L’actualité à l’Ouest est encore marquée par des violences meurtrières. Qu’est-ce qui se passe avec l’Ouest de la Côte d’Ivoire ?
Cet endroit précis, c’est-à-dire la frontière ivoiro-libérienne est un foyer d’instabilité dû, de mon point de vue, à la rencontre de plusieurs facteurs. C’est la présence au Libéria et dans les zones frontalières d’éléments qui ont participé à toutes les guerres en Sierra-Leone, au Libéria, enCôte d’Ivoire et même à des attaques en Guinée. Ce sont des éléments errants qui cherchent continuellement à trouver les moyens de leur survie. Ces éléments-là sont à la recherche constante d’emploi et puis la crise post-électorale en Côte d’Ivoire a donné la possibilité à certains de ces éléments de participer à la crise ici, au conflit. Au Libéria même, il y a aujourd’hui les forces onusiennes qui quadrillent le terrain, donc il n’y a pas tout à fait possibilité pour ces éléments de se replier totalement au Libéria. Et donc, il y a une espèce de ‘’no man’s land’’ qui existe-là dans lequel ces éléments traînent et lorsque qu’il y a manque de moyens de ravitaillement, évidemment ils s’attaquent à des villages.

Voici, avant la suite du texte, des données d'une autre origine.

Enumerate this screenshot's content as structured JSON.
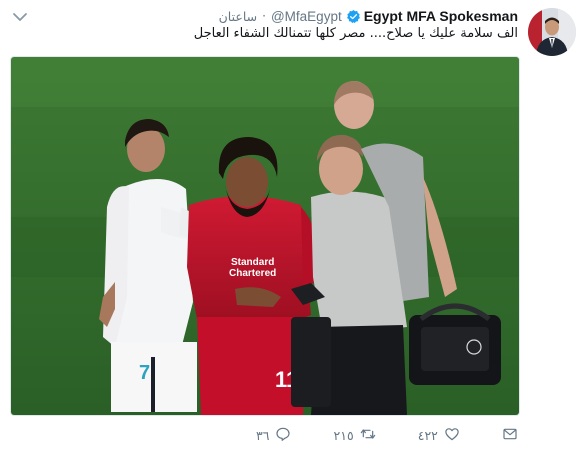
{
  "author": {
    "display_name": "Egypt MFA Spokesman",
    "handle": "@MfaEgypt",
    "time": "ساعتان",
    "verified": true
  },
  "tweet": {
    "text": "الف سلامة عليك يا صلاح.... مصر كلها تتمنالك الشفاء العاجل"
  },
  "photo": {
    "jersey_sponsor_line1": "Standard",
    "jersey_sponsor_line2": "Chartered",
    "salah_number": "11",
    "ronaldo_number": "7"
  },
  "actions": {
    "reply_count": "٣٦",
    "retweet_count": "٢١٥",
    "like_count": "٤٢٢"
  },
  "colors": {
    "verified": "#1da1f2",
    "muted": "#657786",
    "pitch": "#2f6a2a",
    "liverpool_red": "#c8102e"
  }
}
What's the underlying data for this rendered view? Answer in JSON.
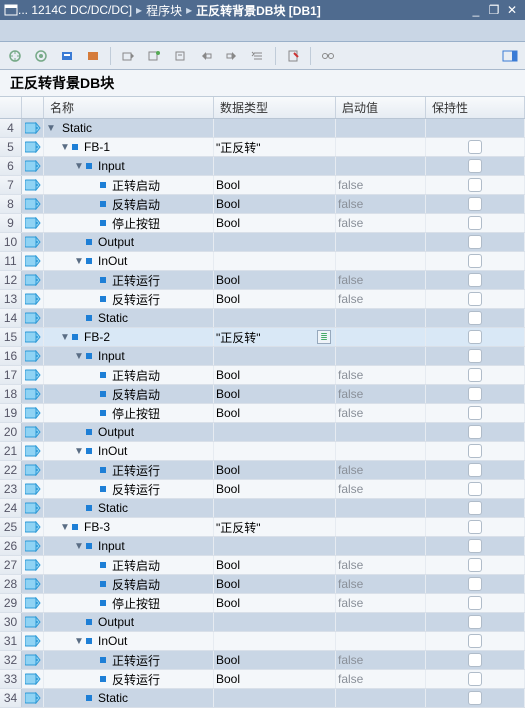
{
  "titlebar": {
    "crumb1": "... 1214C DC/DC/DC]",
    "crumb2": "程序块",
    "crumb3": "正反转背景DB块 [DB1]"
  },
  "block_title": "正反转背景DB块",
  "columns": {
    "name": "名称",
    "type": "数据类型",
    "init": "启动值",
    "retain": "保持性"
  },
  "rows": [
    {
      "n": "4",
      "ind": 0,
      "icon": "tag",
      "arrow": "down",
      "sq": 0,
      "text": "Static",
      "type": "",
      "init": "",
      "ret": 0,
      "sel": 0
    },
    {
      "n": "5",
      "ind": 1,
      "icon": "tag",
      "arrow": "down",
      "sq": 1,
      "text": "FB-1",
      "type": "\"正反转\"",
      "init": "",
      "ret": 1,
      "sel": 0
    },
    {
      "n": "6",
      "ind": 2,
      "icon": "tag",
      "arrow": "down",
      "sq": 1,
      "text": "Input",
      "type": "",
      "init": "",
      "ret": 1,
      "sel": 0
    },
    {
      "n": "7",
      "ind": 3,
      "icon": "tag",
      "arrow": "",
      "sq": 1,
      "text": "正转启动",
      "type": "Bool",
      "init": "false",
      "ret": 1,
      "sel": 0
    },
    {
      "n": "8",
      "ind": 3,
      "icon": "tag",
      "arrow": "",
      "sq": 1,
      "text": "反转启动",
      "type": "Bool",
      "init": "false",
      "ret": 1,
      "sel": 0
    },
    {
      "n": "9",
      "ind": 3,
      "icon": "tag",
      "arrow": "",
      "sq": 1,
      "text": "停止按钮",
      "type": "Bool",
      "init": "false",
      "ret": 1,
      "sel": 0
    },
    {
      "n": "10",
      "ind": 2,
      "icon": "tag",
      "arrow": "",
      "sq": 1,
      "text": "Output",
      "type": "",
      "init": "",
      "ret": 1,
      "sel": 0
    },
    {
      "n": "11",
      "ind": 2,
      "icon": "tag",
      "arrow": "down",
      "sq": 1,
      "text": "InOut",
      "type": "",
      "init": "",
      "ret": 1,
      "sel": 0
    },
    {
      "n": "12",
      "ind": 3,
      "icon": "tag",
      "arrow": "",
      "sq": 1,
      "text": "正转运行",
      "type": "Bool",
      "init": "false",
      "ret": 1,
      "sel": 0
    },
    {
      "n": "13",
      "ind": 3,
      "icon": "tag",
      "arrow": "",
      "sq": 1,
      "text": "反转运行",
      "type": "Bool",
      "init": "false",
      "ret": 1,
      "sel": 0
    },
    {
      "n": "14",
      "ind": 2,
      "icon": "tag",
      "arrow": "",
      "sq": 1,
      "text": "Static",
      "type": "",
      "init": "",
      "ret": 1,
      "sel": 0
    },
    {
      "n": "15",
      "ind": 1,
      "icon": "tag",
      "arrow": "down",
      "sq": 1,
      "text": "FB-2",
      "type": "\"正反转\"",
      "init": "",
      "ret": 1,
      "sel": 1,
      "typebtn": 1
    },
    {
      "n": "16",
      "ind": 2,
      "icon": "tag",
      "arrow": "down",
      "sq": 1,
      "text": "Input",
      "type": "",
      "init": "",
      "ret": 1,
      "sel": 0
    },
    {
      "n": "17",
      "ind": 3,
      "icon": "tag",
      "arrow": "",
      "sq": 1,
      "text": "正转启动",
      "type": "Bool",
      "init": "false",
      "ret": 1,
      "sel": 0
    },
    {
      "n": "18",
      "ind": 3,
      "icon": "tag",
      "arrow": "",
      "sq": 1,
      "text": "反转启动",
      "type": "Bool",
      "init": "false",
      "ret": 1,
      "sel": 0
    },
    {
      "n": "19",
      "ind": 3,
      "icon": "tag",
      "arrow": "",
      "sq": 1,
      "text": "停止按钮",
      "type": "Bool",
      "init": "false",
      "ret": 1,
      "sel": 0
    },
    {
      "n": "20",
      "ind": 2,
      "icon": "tag",
      "arrow": "",
      "sq": 1,
      "text": "Output",
      "type": "",
      "init": "",
      "ret": 1,
      "sel": 0
    },
    {
      "n": "21",
      "ind": 2,
      "icon": "tag",
      "arrow": "down",
      "sq": 1,
      "text": "InOut",
      "type": "",
      "init": "",
      "ret": 1,
      "sel": 0
    },
    {
      "n": "22",
      "ind": 3,
      "icon": "tag",
      "arrow": "",
      "sq": 1,
      "text": "正转运行",
      "type": "Bool",
      "init": "false",
      "ret": 1,
      "sel": 0
    },
    {
      "n": "23",
      "ind": 3,
      "icon": "tag",
      "arrow": "",
      "sq": 1,
      "text": "反转运行",
      "type": "Bool",
      "init": "false",
      "ret": 1,
      "sel": 0
    },
    {
      "n": "24",
      "ind": 2,
      "icon": "tag",
      "arrow": "",
      "sq": 1,
      "text": "Static",
      "type": "",
      "init": "",
      "ret": 1,
      "sel": 0
    },
    {
      "n": "25",
      "ind": 1,
      "icon": "tag",
      "arrow": "down",
      "sq": 1,
      "text": "FB-3",
      "type": "\"正反转\"",
      "init": "",
      "ret": 1,
      "sel": 0
    },
    {
      "n": "26",
      "ind": 2,
      "icon": "tag",
      "arrow": "down",
      "sq": 1,
      "text": "Input",
      "type": "",
      "init": "",
      "ret": 1,
      "sel": 0
    },
    {
      "n": "27",
      "ind": 3,
      "icon": "tag",
      "arrow": "",
      "sq": 1,
      "text": "正转启动",
      "type": "Bool",
      "init": "false",
      "ret": 1,
      "sel": 0
    },
    {
      "n": "28",
      "ind": 3,
      "icon": "tag",
      "arrow": "",
      "sq": 1,
      "text": "反转启动",
      "type": "Bool",
      "init": "false",
      "ret": 1,
      "sel": 0
    },
    {
      "n": "29",
      "ind": 3,
      "icon": "tag",
      "arrow": "",
      "sq": 1,
      "text": "停止按钮",
      "type": "Bool",
      "init": "false",
      "ret": 1,
      "sel": 0
    },
    {
      "n": "30",
      "ind": 2,
      "icon": "tag",
      "arrow": "",
      "sq": 1,
      "text": "Output",
      "type": "",
      "init": "",
      "ret": 1,
      "sel": 0
    },
    {
      "n": "31",
      "ind": 2,
      "icon": "tag",
      "arrow": "down",
      "sq": 1,
      "text": "InOut",
      "type": "",
      "init": "",
      "ret": 1,
      "sel": 0
    },
    {
      "n": "32",
      "ind": 3,
      "icon": "tag",
      "arrow": "",
      "sq": 1,
      "text": "正转运行",
      "type": "Bool",
      "init": "false",
      "ret": 1,
      "sel": 0
    },
    {
      "n": "33",
      "ind": 3,
      "icon": "tag",
      "arrow": "",
      "sq": 1,
      "text": "反转运行",
      "type": "Bool",
      "init": "false",
      "ret": 1,
      "sel": 0
    },
    {
      "n": "34",
      "ind": 2,
      "icon": "tag",
      "arrow": "",
      "sq": 1,
      "text": "Static",
      "type": "",
      "init": "",
      "ret": 1,
      "sel": 0
    }
  ]
}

Qu’est-ce qui fait qu’on peine à trouver une solution au problème sécuritaire dans cette partie de la Côte d’Ivoire ?
C’est parce que d’abord ce ne sont pas des militaires normaux ; ce sont des civils qui ont été armés à un moment donné ; certains ont utilisé à propos les moyens qui leur ont été donnés. D’autres les ont bradés et donc sont constamment à la recherche de moyens de survie. C’est le lot de tous les conflits. Maintenant tout dépend de la capacité des forces régulières qui sont dans la zone à empêcher de telles exactions. Si on leur laisse le champ libre, effectivement ils vont continuer.
Le gouvernement a en projet de redéployer la police, la gendarmerie dans les zones Cno, pensez-vous que cela pourrait contribuer à résorber le problème ?

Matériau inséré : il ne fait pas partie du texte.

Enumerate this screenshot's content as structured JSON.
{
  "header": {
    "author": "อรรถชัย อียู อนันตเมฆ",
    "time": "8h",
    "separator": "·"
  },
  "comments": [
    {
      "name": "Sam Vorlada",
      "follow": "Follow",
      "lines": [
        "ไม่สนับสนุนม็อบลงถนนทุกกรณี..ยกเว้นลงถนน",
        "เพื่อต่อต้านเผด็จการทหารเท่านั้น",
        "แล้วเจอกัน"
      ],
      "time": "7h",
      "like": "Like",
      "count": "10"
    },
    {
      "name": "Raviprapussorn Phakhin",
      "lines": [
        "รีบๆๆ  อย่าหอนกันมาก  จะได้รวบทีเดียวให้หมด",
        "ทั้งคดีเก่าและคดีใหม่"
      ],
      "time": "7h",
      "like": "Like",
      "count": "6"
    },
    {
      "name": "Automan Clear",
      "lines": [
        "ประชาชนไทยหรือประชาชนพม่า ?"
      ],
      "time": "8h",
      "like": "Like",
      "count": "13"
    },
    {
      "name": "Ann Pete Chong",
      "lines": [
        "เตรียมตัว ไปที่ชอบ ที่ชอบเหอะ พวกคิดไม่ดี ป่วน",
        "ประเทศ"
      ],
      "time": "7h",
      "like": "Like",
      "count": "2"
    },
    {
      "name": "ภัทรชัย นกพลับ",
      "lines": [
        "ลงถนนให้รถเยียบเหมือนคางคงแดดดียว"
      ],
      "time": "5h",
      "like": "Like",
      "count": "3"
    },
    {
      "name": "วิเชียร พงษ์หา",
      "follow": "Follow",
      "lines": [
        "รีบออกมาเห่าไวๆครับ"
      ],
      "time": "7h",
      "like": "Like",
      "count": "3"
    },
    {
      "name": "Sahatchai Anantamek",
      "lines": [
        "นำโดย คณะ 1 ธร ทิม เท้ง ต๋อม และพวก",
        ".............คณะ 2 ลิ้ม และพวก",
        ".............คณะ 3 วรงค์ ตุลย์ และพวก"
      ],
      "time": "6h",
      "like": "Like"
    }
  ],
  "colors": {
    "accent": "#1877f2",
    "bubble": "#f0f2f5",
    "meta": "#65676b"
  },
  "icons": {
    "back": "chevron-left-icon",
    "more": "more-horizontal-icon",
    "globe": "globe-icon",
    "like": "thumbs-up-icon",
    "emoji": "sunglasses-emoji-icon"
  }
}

Je ne crois pas que ce soit la police et la gendarmerie qui règleraient ce type de problème. La police et la gendarmerie dans ces conditions-là sont des structures d’information. C’est une armée qui peut combattre une armée. Je pense que le rôle de ces structures d’Etat qui vont être redéployées, sera plutôt d’informer, d’être des organismes d’éveil qui vont informer les forces militaires régulières normales pour que ces phénomènes soient contenus. Mais ce redéploiement en lui-même ne mettra pas fin, à mon avis, à ce phénomène-là.
C’est au lendemain d’une réunion des chefs d’états-majors de la sous-région que l’attaque a eu lieu. Que faudrait-il en plus de ces réunions-là ?
Il y a là des populations qui, indépendamment des tracées de frontières qui datent de 1885, se déplacent selon leur gré d’une zone à l’autre, qui parlent souvent la même langue. Donc les frontières n’ont pas beaucoup d’impact sur leurs mouvements. D’autant plus qu’ils parlent la même langue, ils vivent dans les mêmes localités. Mais la nuit tombée, dans les endroits isolés, ils peuvent s’emparer d’armement et, en ce moment-là, ils deviennent une troupe extrêmement redoutable. Toute la question est de savoir le rapport que ces types de gens entretiennent avec les populations en question. Parce que partout où il y a conflit, il y a deux types de liens : un type de lien de terreur qui permet aux insurgés de maintenir les autres dans une situation de léthargie, mais il y a aussi une adhésion volontaire parce qu’on partage quelque chose ensemble donc on ne dénonce pas, on ne montre pas qui fait quoi. Donc de ce point de vue, s’il n’y a pas de possibilité de distinguer clairement ces gens et de dénoncer leur mouvement, ils peuvent rester là encore très longtemps.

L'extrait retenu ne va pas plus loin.